The fire at a lithium battery plant in South Korea that killed 23 workers in June broke out after the factory’s operator rushed production, ignored signs of danger and provided no safety training to employees, investigators said Friday.
The fire in Hwaseong, south of Seoul, was one of the country’s worst industrial disasters in recent years and claimed the lives of mostly migrant workers. Nine people were injured. The company, Aricell, was rushing to fulfil a contract with South Korea’s military at the time of the fire, a police official said at a news conference on Friday.
Police said they had opened investigations into 18 people on charges including involuntary manslaughter, and filed for arrest warrants for two officials at Aricell. The Ministry of Employment and Labor said it had applied for arrest warrants for three executives, one of whom the police are also seeking an arrest warrant for, at Aricell and a related company for labor violations.
A person who picked up the phone at the Aricell factory in Hwaseong on Friday afternoon declined to comment. In the immediate aftermath of the fire, the company’s head, Park Sun-gwan, apologized for the disaster but said the factory had adequate safety measures and training.

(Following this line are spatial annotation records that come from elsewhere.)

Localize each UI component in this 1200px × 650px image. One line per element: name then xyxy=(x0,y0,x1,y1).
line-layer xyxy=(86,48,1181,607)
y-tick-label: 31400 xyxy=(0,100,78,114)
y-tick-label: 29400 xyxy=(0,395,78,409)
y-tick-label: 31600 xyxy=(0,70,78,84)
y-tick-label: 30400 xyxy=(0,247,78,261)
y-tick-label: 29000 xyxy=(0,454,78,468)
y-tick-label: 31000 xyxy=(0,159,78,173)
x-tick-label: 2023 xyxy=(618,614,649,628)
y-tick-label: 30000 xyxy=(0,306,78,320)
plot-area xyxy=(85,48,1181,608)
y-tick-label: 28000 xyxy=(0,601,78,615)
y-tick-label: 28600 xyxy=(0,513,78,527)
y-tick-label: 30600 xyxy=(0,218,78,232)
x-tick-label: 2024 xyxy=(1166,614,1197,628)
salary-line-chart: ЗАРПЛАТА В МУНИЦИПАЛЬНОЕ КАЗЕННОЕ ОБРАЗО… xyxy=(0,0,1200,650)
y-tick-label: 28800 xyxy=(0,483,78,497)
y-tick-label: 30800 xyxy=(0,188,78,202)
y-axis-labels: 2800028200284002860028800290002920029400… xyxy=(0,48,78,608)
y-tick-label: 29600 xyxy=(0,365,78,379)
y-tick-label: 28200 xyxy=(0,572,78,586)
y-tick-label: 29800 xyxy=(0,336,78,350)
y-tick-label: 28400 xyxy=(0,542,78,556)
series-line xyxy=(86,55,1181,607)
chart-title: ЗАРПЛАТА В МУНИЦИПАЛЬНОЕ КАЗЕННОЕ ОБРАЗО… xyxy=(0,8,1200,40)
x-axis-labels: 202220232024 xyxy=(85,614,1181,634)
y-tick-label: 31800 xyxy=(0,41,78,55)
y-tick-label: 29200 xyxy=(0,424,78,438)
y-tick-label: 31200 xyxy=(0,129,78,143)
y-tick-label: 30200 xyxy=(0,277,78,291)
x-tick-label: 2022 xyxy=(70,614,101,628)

The plant massively scaled up production after a batch of its batteries failed a quality test for the military in April, two months before the fire, according to the police. The company had to remanufacture the allotment for April in addition to filling an order that was due in June, the police official, Kim Jong-min, said at the news conference.
To meet the new production schedule, plant operators assigned untrained temporary hires en masse to the production lines for lithium batteries, which are known to be a fire risk, police said. The company ignored problems that sprang up from the rapid production, including defective batteries, according to the police.
Investigators said there was a window of about 37 seconds after the initial flames broke out when the workers could have fled. But because the temporary workers were not trained on fire safety or escape routes, many were clustered around a wall opposite the exit when the explosive, toxic fire overtook the building, according to police.
“In those 37 seconds, if someone had just directed them to escape, many of the victims could have been saved,” Kim said.
Aricell had been supplying South Korea’s military since at least 2021, providing about $3.5 million worth of lithium batteries, officials said.
The workers’ deaths highlighted the conditions for migrant workers in South Korea, who have been arriving in greater numbers to take many of the difficult and dangerous jobs that locals avoid. Among those killed were 12 women and five men from China, ranging in age from 23 to 48, many of whom were ethnically Korean.
Labor investigators found that the plant also had overdue wages for 321 workers and that there were 65 other violations in its facilities, officials said on Friday.